Er schreibt: "Es gibt spezielle Momente in jedem Berufsleben, in denen man Mut braucht, um schwere und quälende Entscheidungen zu fällen." Aber es sei "Zeit für einen maßgeblichen Wandel. Als Chef übernehme ich die Verantwortung für unsere aktuelle Situation, so wie ich es immer getan habe." Die Entscheidung sei mit dem Ziel getroffen worden, "wachzurütteln" und zum "Wohl dieser Gruppe an Menschen, denen ich mich sehr verbunden fühle".

Kurze Spekulationen um Ross Brawn

Domenicali wurde in Imola geboren. Er studierte in Bologna Wirtschaftswissenschaften. Nach seinem Abschluss fing er 1991 bei Ferrari an. 23 Jahre lang arbeitete er sich dort nach oben. Sponsorensuche, Logistik, Teammanager, Sportdirektor, schließlich Teamchef.

Anders als Todt polarisierte er - zumindest in der Außenwirkung - nicht, sondern gab sich als Moderator. Und anders als Todt, der fast grußlos verabschiedet worden war, bekommt Domenicali freundliche Worte nachgerufen. "Ich danke Stefano Domenicali, nicht nur für seinen steten Einsatz, sondern auch für die große Verantwortung, die er immer gezeigt hat, selbst am heutigen Tag.
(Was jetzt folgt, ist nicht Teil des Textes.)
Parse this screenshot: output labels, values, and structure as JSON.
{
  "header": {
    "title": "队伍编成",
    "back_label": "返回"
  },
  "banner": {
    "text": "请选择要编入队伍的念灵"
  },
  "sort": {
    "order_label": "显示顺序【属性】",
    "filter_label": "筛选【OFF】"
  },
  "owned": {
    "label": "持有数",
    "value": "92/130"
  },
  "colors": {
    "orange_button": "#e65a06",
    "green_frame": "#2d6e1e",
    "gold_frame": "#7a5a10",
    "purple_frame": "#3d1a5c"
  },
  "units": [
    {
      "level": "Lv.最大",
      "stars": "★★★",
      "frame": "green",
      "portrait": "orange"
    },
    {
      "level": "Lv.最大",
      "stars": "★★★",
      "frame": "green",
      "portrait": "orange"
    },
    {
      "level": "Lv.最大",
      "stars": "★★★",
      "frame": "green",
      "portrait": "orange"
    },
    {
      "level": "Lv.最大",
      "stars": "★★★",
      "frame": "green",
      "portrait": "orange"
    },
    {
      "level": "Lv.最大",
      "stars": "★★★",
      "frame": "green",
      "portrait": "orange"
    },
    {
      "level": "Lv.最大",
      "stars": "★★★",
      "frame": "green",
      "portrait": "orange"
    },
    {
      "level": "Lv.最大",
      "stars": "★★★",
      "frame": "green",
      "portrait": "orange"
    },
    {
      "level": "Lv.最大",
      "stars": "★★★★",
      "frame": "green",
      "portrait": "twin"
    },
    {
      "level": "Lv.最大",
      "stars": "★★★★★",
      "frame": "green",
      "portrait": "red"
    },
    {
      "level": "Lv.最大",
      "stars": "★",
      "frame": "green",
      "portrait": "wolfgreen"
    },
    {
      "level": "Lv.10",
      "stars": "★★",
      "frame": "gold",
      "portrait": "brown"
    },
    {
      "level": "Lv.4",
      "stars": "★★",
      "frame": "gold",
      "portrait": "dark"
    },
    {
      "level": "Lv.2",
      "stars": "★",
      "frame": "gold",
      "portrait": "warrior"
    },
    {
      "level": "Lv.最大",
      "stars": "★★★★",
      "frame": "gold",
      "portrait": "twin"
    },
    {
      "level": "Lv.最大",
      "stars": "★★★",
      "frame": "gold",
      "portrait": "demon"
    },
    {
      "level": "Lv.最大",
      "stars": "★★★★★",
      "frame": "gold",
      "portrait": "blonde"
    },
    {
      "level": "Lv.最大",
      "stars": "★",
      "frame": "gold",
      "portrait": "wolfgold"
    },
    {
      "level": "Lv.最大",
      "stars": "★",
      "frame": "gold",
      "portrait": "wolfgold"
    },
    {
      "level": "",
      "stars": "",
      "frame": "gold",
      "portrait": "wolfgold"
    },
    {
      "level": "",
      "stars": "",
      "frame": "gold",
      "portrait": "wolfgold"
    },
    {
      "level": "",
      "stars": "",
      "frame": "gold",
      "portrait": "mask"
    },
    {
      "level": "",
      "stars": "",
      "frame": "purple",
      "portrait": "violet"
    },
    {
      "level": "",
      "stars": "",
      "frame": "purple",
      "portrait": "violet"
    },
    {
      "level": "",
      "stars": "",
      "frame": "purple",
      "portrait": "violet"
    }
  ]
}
Er hat die Interessen von Ferrari immer über alles andere gestellt", ließ Ferrari- Präsident Luca Cordero di Montezemolo mitteilen, nachdem er das Rücktrittsgesuch akzeptiert hatte.

Nachdem die ersten Gerüchte über Domenicalis Rückzug am Montagvormittag die Runde gemacht hatten, dauerte es nicht lange, bis Spekulationen über die Nachfolge aufkamen - und mit ihnen ein bekannter Name: Ross Brawn, 59, von 1997 bis 2006 Technischer Direktor bei Ferrari und anschließend Teamchef bei Honda, BrawnGP und Mercedes - und seit diesem Winter im nicht ganz frei gewählten Ausstand.

Aber so weit ging die Scuderia dann doch nicht. Mit der offiziellen Bekanntgabe über das Domenicali-Aus um 13.02 Uhr wurde auch die Nachricht verschickt, wer sein Nachfolger wird: Marco Mattiacci, 42, der in Rom aufwuchs und an der Università La Sapienza Wirtschaftswissenschaften studierte.

Mattiacci arbeitet seit 14 Jahren für Ferrari. In seiner beruflichen Vita stehen die Stationen Südamerika, Naher Osten, Finnland, Russland, China, Japan. Seit 2010 fungierte er als Geschäftsführer von Ferrari Nordamerika, mit 40 000 Kunden der größte Markt der Firma. Mattiacci habe "die neue Herausforderung mit Enthusiasmus angenommen", ließ Montezemolo wissen.